It was a weekend that Michael Cuffe, vice-president for medical affairs at Duke University in Durham, North Carolina, says he will never forget. It began on 16 July 2010, when Cuffe learned of a damning revelation in The Cancer Letter, a Washington DC-based publication with a reputation for probing controversial topics in cancer research. A story in that day's issue alleged that Anil Potti, a cancer geneticist whose data had been used to design three clinical trials then under way at Duke, had lied on multiple federal grant applications, falsely claiming, among other things, to have been a Rhodes scholar.

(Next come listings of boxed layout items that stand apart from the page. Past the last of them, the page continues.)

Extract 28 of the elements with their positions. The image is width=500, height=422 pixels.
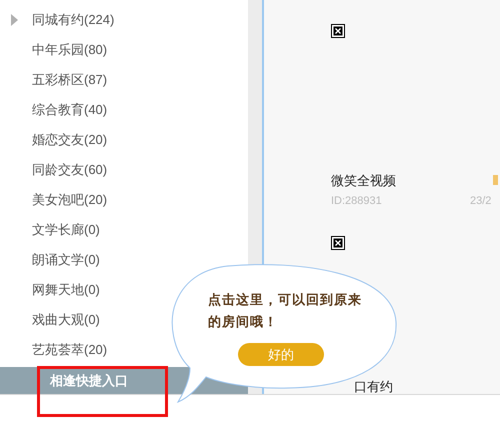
- room-title: 口有约: [354, 378, 393, 394]
- room-count: 23/2: [470, 194, 492, 209]
- sidebar-item-label: 美女泡吧(20): [32, 191, 108, 210]
- broken-image-icon: [331, 24, 345, 38]
- sidebar-item[interactable]: 综合教育(40): [0, 95, 248, 125]
- sidebar-item[interactable]: 五彩桥区(87): [0, 65, 248, 95]
- tip-message: 点击这里，可以回到原来的房间哦！: [208, 292, 363, 332]
- sidebar-item[interactable]: 朗诵文学(0): [0, 245, 248, 275]
- tag-icon: [493, 175, 498, 185]
- sidebar-item[interactable]: 中年乐园(80): [0, 35, 248, 65]
- sidebar-item-label: 朗诵文学(0): [32, 251, 100, 270]
- sidebar-item-label: 艺苑荟萃(20): [32, 341, 108, 360]
- sidebar-item-label: 同城有约(224): [32, 11, 114, 30]
- sidebar-item[interactable]: 婚恋交友(20): [0, 125, 248, 155]
- room-title: 微笑全视频: [331, 172, 396, 190]
- room-id: ID:288931: [331, 194, 382, 209]
- sidebar-item-label: 五彩桥区(87): [32, 71, 108, 90]
- sidebar-item[interactable]: 同城有约(224): [0, 5, 248, 35]
- sidebar-item-label: 综合教育(40): [32, 101, 108, 120]
- sidebar-item-label: 同龄交友(60): [32, 161, 108, 180]
- sidebar-item-label: 中年乐园(80): [32, 41, 108, 60]
- sidebar-item-label: 文学长廊(0): [32, 221, 100, 240]
- broken-image-icon: [331, 236, 345, 250]
- sidebar-item[interactable]: 美女泡吧(20): [0, 185, 248, 215]
- sidebar-item[interactable]: 文学长廊(0): [0, 215, 248, 245]
- sidebar-item[interactable]: 同龄交友(60): [0, 155, 248, 185]
- sidebar-item-label: 相逢快捷入口: [50, 372, 128, 390]
- sidebar-item-label: 婚恋交友(20): [32, 131, 108, 150]
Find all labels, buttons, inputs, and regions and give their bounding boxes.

That was bad news, but for Cuffe and for Sally Kornbluth, Duke's vice-president for research, that was not the worst of it. Months earlier, the same trials had been suspended after critics raised questions about the underlying science. Yet Cuffe and Kornbluth had decided to restart them when a review panel seemed to validate Potti's method. The allegations that Potti, who worked at Duke's Institute for Genome Sciences and Policy (ISGP), had padded his CV changed everything. "When it comes to light that someone may have been less than honest in one aspect of their professional life, one begins to wonder whether they have been less than honest in another aspect," says Kornbluth. That weekend, she and Cuffe suspended the trials once again, and initiated a misconduct investigation that is still ongoing. Potti, who could not be reached for comment, resigned from the ISGP in November and took full responsibility for irregularities in his data.
Now, in response to information obtained by Nature under the US Freedom of Information Act, Kornbluth and Cuffe have offered their account of the mistakes that led the trials to be restarted even after they learned of potential flaws in the underlying data. The affair will have an impact beyond Duke, as the Institute of Medicine, part of the US National Academies in Washington DC, begins to examine research on genome-based patient testing. Originally commissioned to investigate Duke's controversial trials, the institute's US$687,000 study is now expected to focus on providing broader recommendations for the design of clinical trials that similarly use genomic data from individual patients to tailor therapy.